Cette découverte a fait date car, jusqu’alors, la thèse dominante était que les cellules « vieillissaient » sous l’influence de causes externes telles que la maladie. Hayflick a démontré que le vieillissement n’était pas la réaction à une cause externe mais la conséquence d’un processus interne, programmé dès le départ.

Ainsi, peu importent les avancées technologiques, le vieillissement reste un processus biologique profondément enraciné dans notre ADN (nous avons appris, depuis, que cette limite est directement liée à l’usure des télomères, les structures protectrices des chromosomes, qui raccourcissent à chaque division cellulaire).

Hayflick estimait la limite de longévité maximale atteignable par le corps humain à 125 ans.

Une limite qui n’a cependant encore jamais été atteinte, le record de longévité humaine étant à ce jour toujours détenu par Jeanne Calment, décédée à l’âge de 122 ans et 164 jours.

Pourtant, aujourd’hui encore, des « chercheurs » prétendent réussir à repousser cette limite.

Leonard Hayflick critiquait avec virulence ceux qui pensaient pouvoir découvrir la science de la vie éternelle.

Il considérait cette idée comme une illusion et sa poursuite comme une folie, voire une fraude pure et simple.

Cette illusion, cette fraude, font pourtant, aux USA, le succès de cliniques promettant de rallonger l’espérance de vie de ses clients, voire d’atteindre l’immortalité.

L’aspiration à repousser les limites de notre existence est un rêve aussi ancien que l’humanité elle-même.

Ce « rêve » est aujourd’hui porté par des entrepreneurs milliardaires de la Silicon Valley, comme Jeff Bezos, le fondateur d’Amazon, qui entendent amasser des années de vie supplémentaires comme ils ont amassé des dollars.

Certains, comme Bryan Johnson, vont jusqu’à se faire transfuser du plasma de jeunes donneurs dans l’espoir de rajeunir leurs cellules grâce à la start-up Ambrosia Plasma[2].

Le nom de cette clinique de longévité fait évidemment référence à l’ambroisie des dieux qui, dans la mythologie grecque, avait le pouvoir de conférer l’éternelle jeunesse à celui qui en buvait.

Bryan Johnson est l’une des figures les plus médiatiques de ce délire transhumaniste, qui s’appuie sur des avancées en biotechnologie, en intelligence artificielle et en génétique, promettant une société où la mort serait vaincue. Sur sa page Instagram, il clame d’ailleurs : « Votre seule ennemie, c’est la mort. »[3]

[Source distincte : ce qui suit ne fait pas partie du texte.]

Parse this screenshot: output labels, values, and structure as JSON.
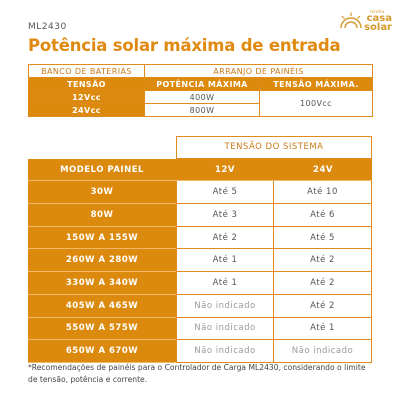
{
  "header": {
    "model": "ML2430",
    "title": "Potência solar máxima de entrada",
    "logo": {
      "small": "minha",
      "brand_line1": "casa",
      "brand_line2": "solar"
    }
  },
  "table1": {
    "bank_header": "BANCO DE BATERIAS",
    "array_header": "ARRANJO DE PAINÉIS",
    "col_tension": "TENSÃO",
    "col_max_power": "POTÊNCIA MÁXIMA",
    "col_max_tension": "TENSÃO MÁXIMA.",
    "rows": [
      {
        "voltage": "12Vcc",
        "power": "400W"
      },
      {
        "voltage": "24Vcc",
        "power": "800W"
      }
    ],
    "max_tension_value": "100Vcc"
  },
  "table2": {
    "system_header": "TENSÃO DO SISTEMA",
    "model_header": "MODELO PAINEL",
    "col_12v": "12V",
    "col_24v": "24V",
    "rows": [
      {
        "model": "30W",
        "v12": "Até 5",
        "v24": "Até 10"
      },
      {
        "model": "80W",
        "v12": "Até 3",
        "v24": "Até 6"
      },
      {
        "model": "150W A 155W",
        "v12": "Até 2",
        "v24": "Até 5"
      },
      {
        "model": "260W A 280W",
        "v12": "Até 1",
        "v24": "Até 2"
      },
      {
        "model": "330W A 340W",
        "v12": "Até 1",
        "v24": "Até 2"
      },
      {
        "model": "405W A 465W",
        "v12": "Não indicado",
        "v24": "Até 2"
      },
      {
        "model": "550W A 575W",
        "v12": "Não indicado",
        "v24": "Até 1"
      },
      {
        "model": "650W A 670W",
        "v12": "Não indicado",
        "v24": "Não indicado"
      }
    ]
  },
  "footnote": "*Recomendações de painéis para o Controlador de Carga ML2430, considerando o limite de tensão, potência e corrente.",
  "colors": {
    "accent": "#e18a12",
    "orange_fill": "#dc8a0d",
    "border": "#e08a1a"
  }
}
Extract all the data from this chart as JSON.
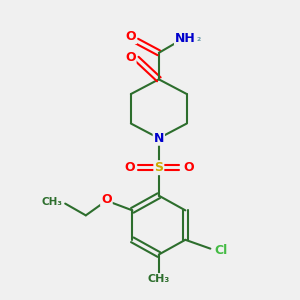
{
  "bg_color": "#f0f0f0",
  "bond_color": "#2d6e2d",
  "bond_width": 1.5,
  "atom_colors": {
    "O": "#ff0000",
    "N": "#0000cc",
    "S": "#ccaa00",
    "Cl": "#44bb44",
    "C": "#2d6e2d",
    "H": "#6699aa"
  },
  "font_size": 9,
  "fig_bg": "#f0f0f0",
  "xlim": [
    0,
    10
  ],
  "ylim": [
    0,
    10
  ]
}
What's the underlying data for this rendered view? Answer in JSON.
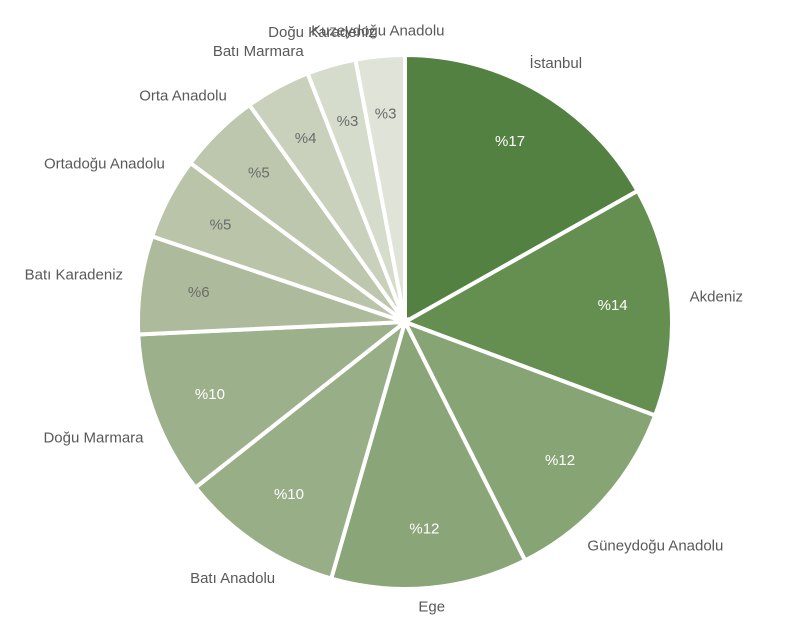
{
  "chart_data": {
    "type": "pie",
    "categories": [
      "İstanbul",
      "Akdeniz",
      "Güneydoğu Anadolu",
      "Ege",
      "Batı Anadolu",
      "Doğu Marmara",
      "Batı Karadeniz",
      "Ortadoğu Anadolu",
      "Orta Anadolu",
      "Batı Marmara",
      "Doğu  Karadeniz",
      "Kuzeydoğu Anadolu"
    ],
    "values": [
      17,
      14,
      12,
      12,
      10,
      10,
      6,
      5,
      5,
      4,
      3,
      3
    ],
    "value_labels": [
      "%17",
      "%14",
      "%12",
      "%12",
      "%10",
      "%10",
      "%6",
      "%5",
      "%5",
      "%4",
      "%3",
      "%3"
    ],
    "colors": [
      "#538142",
      "#648f50",
      "#87a475",
      "#8aa678",
      "#98ae87",
      "#9cb18b",
      "#adbb9c",
      "#b9c4a8",
      "#bcc7ad",
      "#c9d1bc",
      "#d6dccc",
      "#dfe3d8"
    ]
  }
}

Malgré ses promesses hors-sol et ses investissements colossaux, les résultats tangibles du transhumanisme ressemblent plus à de la science-fiction qu’à une thérapie.

Les techniques en développement, qu’il s’agisse de thérapies géniques, d’injections de plasma sanguin ou de suppléments alimentaires sophistiqués, ont un impact marginal par rapport à des mesures de santé plus conventionnelles comme… une hygiène de vie raisonnée.

Sans compter que ces doux rêveurs, à mesure qu’ils avancent dans leur lutte contre le vieillissement, ressemblent de plus en plus à des statues de cire où l’étincelle de vie et d’humanité semble s’éteindre. En tout cas, telle est mon impression.

Hasard du calendrier, quelques jours après le décès de Leonard Hayflick, une étude publiée dans Nature Aging posait des « bornes d’étape » dans cette course implacable du vieillissement humain.

En suivant 108 participants âgés de 25 à 75 ans durant plusieurs années, les chercheurs ont observé que la dégradation cellulaire provoquée par la sénescence ne se produit pas de façon linéaire.

Pour le formuler autrement, on ne vieillit pas petit à petit, mais par à-coup.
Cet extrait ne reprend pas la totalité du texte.